There are limitations to such a method, most notably that the erasing projection is linear. Therefore there might still be
information lurking in the representations that could be adversarially used. One way to partially solve that is by using rich
transformations on the neural representations and see whether, after these transformations, the information is there and can be
removed. This is done through a derivative of SAL, kSAL (for kernelized SAL), which uses kernel methods to create rich
transformations.
Finally, it is often the case that we would like to remove information from a neural representation. Still, we might be
unable to pair each representation with its corresponding attribute during training, as SAL would require. This is where the Assignment-Maximization SAL
algorithm comes in to help us. It helps erase information from neural representations by looking at overall population statistics
(such as the priors of different classes of protected attributes). In two iterative steps, it first (A) assigns each (projected) neural representation
an attribute, and then (M) finds a projection to maximize the correlation between the attributes and the representations. By
iterating between these two steps, not unlike the EM algorithm (but without a log-likelihood function), it aims at finding
an assignment of a protected attribute to each neural representation, which makes them readily available for a final step.
The figure below illustrates the impact of SAL on word representations and, specifically, its effectiveness in removing gender information
from a profession classification dataset.

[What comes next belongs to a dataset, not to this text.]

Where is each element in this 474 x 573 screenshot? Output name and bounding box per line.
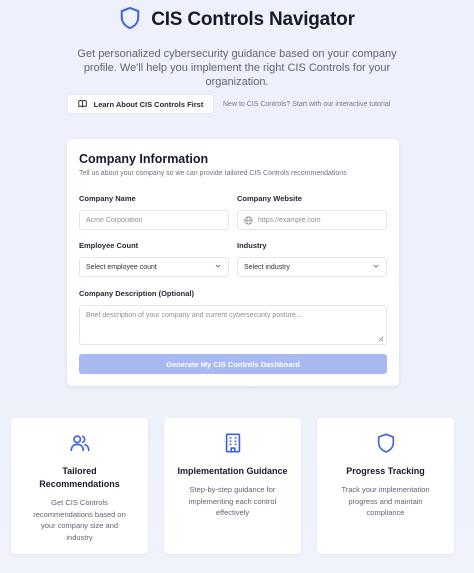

This is a dataset that demonstrates the problem of relying on gender attributes when predicting
from a biography what the profession of the person in the biography is.
We examined how similar gender-stereotypical words (male and female) are with respect to each word in their profession cluster - male(blue)/female(red)
associated words before and after we applied SAL on the representations. Similarly, we calculated inter-cluster similarity. A score
higher than one means the similarities are higher after we use SAL, and a lower than one means the similarities are lower.
Our analysis revealed that, on average, words become less similar to others in their corresponding profession cluster and more similar to words
in the opposite cluster after applying SAL, making it more challenging for classifiers to use gender-related information for profession
classification where biased prediction may lead to unfair automated hiring procedure.